Let us not forget the genial miraculous force we have known to proceed from a book. We go musing into the vault of day and night; no constellation shines, no muse descends, the stars are white points, the roses brick-coloured dust, the frogs pipe, mice peep, and wagons creak along the road. We return to the house and take up Plutarch or Augustine, and read a few sentences or pages, and lo! the air swims with life; the front of heaven is full of fiery shapes; secrets of magnanimity and grandeur invite us on every hand; life is made up of them. Such is our debt to a book.—R. W. Emerson. Thoughts on Modern Literature.

RICH FARE

A natural turn for reading and intellectual pursuits probably preserved me from the moral shipwreck, so apt to befall those who are deprived in early life of the paternal pilotage. At the very least, my books kept me aloof from the ring, the dog-pit, the tavern, and the saloon, with their degrading orgies. For the closet associate of Pope and Addison—the mind accustomed to the noble, though silent, discourse of Shakespeare and Milton—will hardly seek, or put up with, low company and slang. The reading animal will not be content with the brutish wallowings that satisfy the unlearned pigs of the world.

Later experience enables me to depose to the comfort and blessing that literature can prove in seasons of sickness and sorrow—how powerfully intellectual pursuits can help in keeping the head from crazing, and the heart from breaking,—nay, not to be too grave, how generous mental food can even atone for a meagre diet—rich fare on the paper for short commons on the cloth.

Poisoned by the malaria of the Dutch marshes, my stomach, for many months, resolutely set itself against fish, flesh, or fowl; my appetite had no more edge than the German knife placed before me. But, luckily, the mental palate and digestion were still sensible and vigorous; and whilst I passed untasted every dish at the Rhenish table d'hôte, I could yet enjoy my Peregrine Pickle, and the feast after the manner of the ancients. There was no yearning towards calf's head à la tortue, or sheep's heart; but I could still relish Head à la Brunnen and the Heart of Midlothian.

Still more recently, it was my misfortune, with a tolerable appetite, to be condemned to lenten fare, like Sancho Panza, by my physician—to a diet, in fact, lower than any prescribed by the poor-law commissioners; all animal food, from a bullock to a rabbit, being strictly interdicted; as well as all fluids stronger than that which lays dust, washes pinafores, and waters polyanthus. But 'the feast of reason and the flow of soul' were still mine. Denied beef, I had Bulwer and Cowper,—forbidden mutton, there was Lamb,—and in lieu of pork, the great Bacon or Hogg.

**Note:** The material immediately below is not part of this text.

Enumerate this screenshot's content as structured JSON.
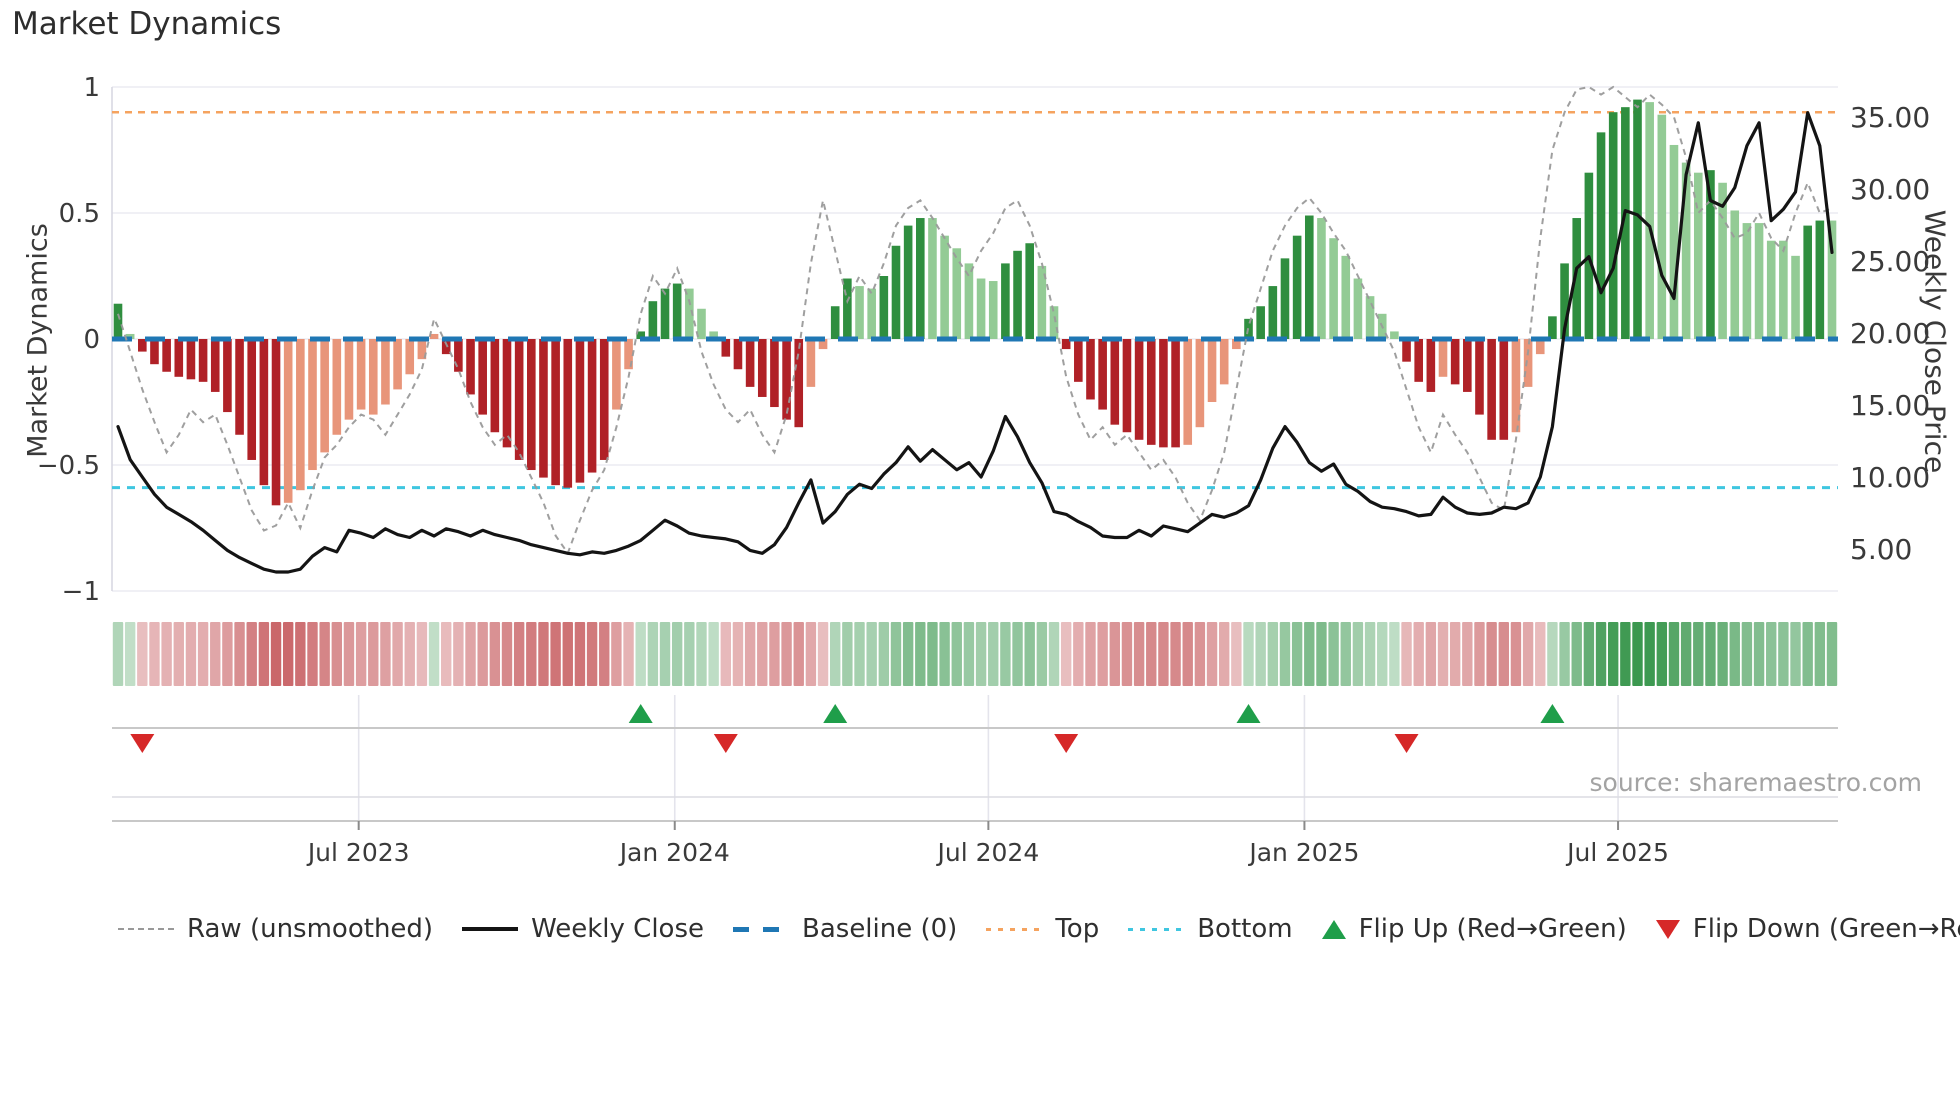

Then, as to beverage, it was hard, doubtless, for a Christian to set his face like a Turk against the juice of the grape. But, eschewing wine, I had still my Butler; and in the absence of liquor, all the choice spirits from Tom Browne to Tom Moore.

Thus, though confined, physically, to the drink that drowns kittens, I quaffed mentally, not merely the best of our own home-made, but the rich, racy, sparkling growths of France and Italy, of Germany and Spain—the champagne of Molière, and the Monte Pulciano of Boccaccio, the hock of Schiller, and the sherry of Cervantes. Depressed bodily by the fluid that damps everything, I got intellectually elevated with Milton, a little merry with Swift, or rather jolly with Rabelais, whose Pantagruel, by the way, is quite equal to the best gruel with rum in it.

So far can literature palliate or compensate for gastronomical privations. But there are other evils, great and small, in this world, which try the stomach less than the head, the heart, and the temper—bowls that will not roll right—well-laid schemes that will 'gang aglee'—and ill winds that blow with the pertinacity of the monsoon. Of these, Providence has allotted me a full share; but still, paradoxical as it may sound, my burden has been greatly lightened by a load of books. The manner of this will be best understood by a feline illustration. Everybody has heard of the two Kilkenny cats, who devoured each other; but it is not so generally known that they left behind them an orphan kitten, which, true to the breed, began to eat itself up, till it was diverted from the operation by a mouse. Now, the human mind, under vexation, is like that kitten, for it is apt to prey upon itself, unless drawn off by a new object; and none better for the purpose than a book; for example, one of Defoe's; for who, in reading his thrilling History of the Great Plague, would not be reconciled to a few little ones?